Politics getting in the way of environment debate, Chong says
OTTAWA — Conservative leadership candidate Michael Chong knew a promise to bring in a revenue-neutral carbon tax, if elected, would be a tough sell.
But what he didn’t expect was that his own party machine would make it so tough.
“We’ve been running against the party’s advertising and communications machine that has been campaigning against a carbon tax,” the MP for Wellington-Halton Hills said during a recent wide-ranging interview with The Canadian Press.
“And I’m the only candidate that’s had that challenge.”
Chong, first elected as a Conservative MP in 2004, joined the leadership race a year ago, in part to take on the challenge of changing conservative minds on the issue of a carbon tax.
His policy centres on the belief that regulation and investment in green technology aren’t enough to meet the emission reductions targets set by the last Conservative government.
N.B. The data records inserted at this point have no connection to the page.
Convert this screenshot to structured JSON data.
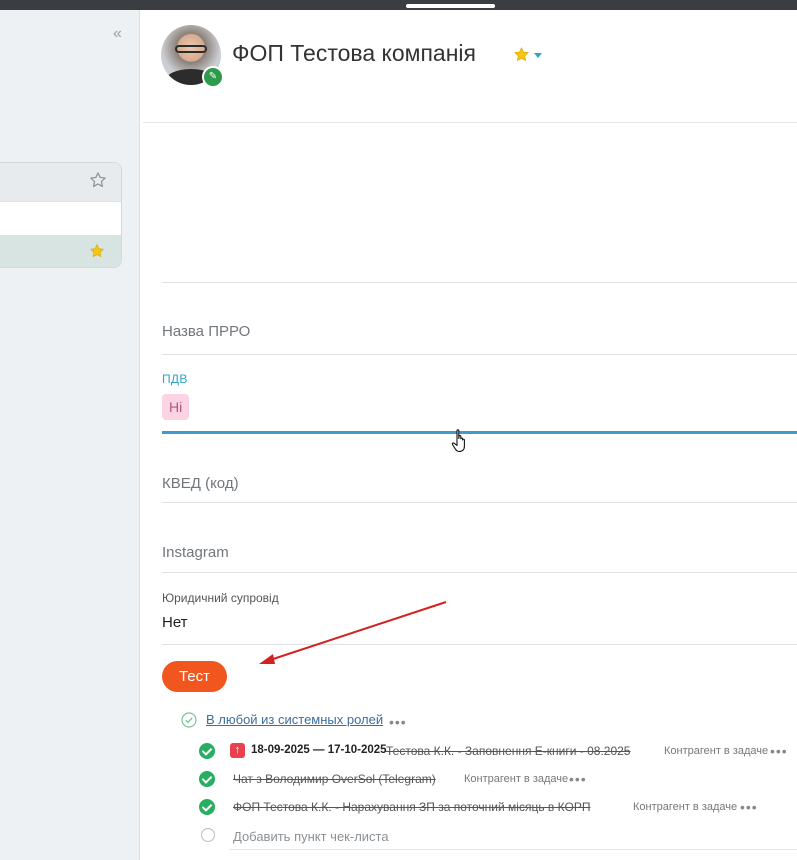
{
  "sidebar": {
    "collapse_glyph": "«"
  },
  "header": {
    "title": "ФОП Тестова компанія",
    "edit_glyph": "✎",
    "star_color": "#f5c518",
    "caret_color": "#2fa4c6"
  },
  "fields": {
    "prro_label": "Назва ПРРО",
    "pdv_label": "ПДВ",
    "pdv_value": "Ні",
    "kved_label": "КВЕД (код)",
    "instagram_label": "Instagram",
    "legal_label": "Юридичний супровід",
    "legal_value": "Нет"
  },
  "test_button": {
    "label": "Тест",
    "color": "#f1561f"
  },
  "checklist": {
    "group_label": "В любой из системных ролей",
    "more": "•••",
    "tasks": [
      {
        "priority_glyph": "↑",
        "date": "18-09-2025 — 17-10-2025",
        "title": "Тестова К.К. - Заповнення Е-книги - 08.2025",
        "meta": "Контрагент в задаче",
        "more": "•••"
      },
      {
        "title": "Чат з Володимир OverSol (Telegram)",
        "meta": "Контрагент в задаче",
        "more": "•••"
      },
      {
        "title": "ФОП Тестова К.К. - Нарахування ЗП за поточний місяць в КОРП",
        "meta": "Контрагент в задаче",
        "more": "•••"
      }
    ],
    "add_item_placeholder": "Добавить пункт чек-листа"
  }
}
Introducing a carbon tax to be offset by reductions in other tax levels would work, he said, and so that’s what he’s pitching.
He rolled out the idea just as the Liberal government was bringing forward its own plan on carbon pricing last fall.
The Conservative party quickly nicknamed it a “jobkilling carbon tax.”
At every leadership debate, his proposal is met with boos and jeers, including from his competitors.
It’s frustrating, but Chong remains optimistic he is slowly winning converts.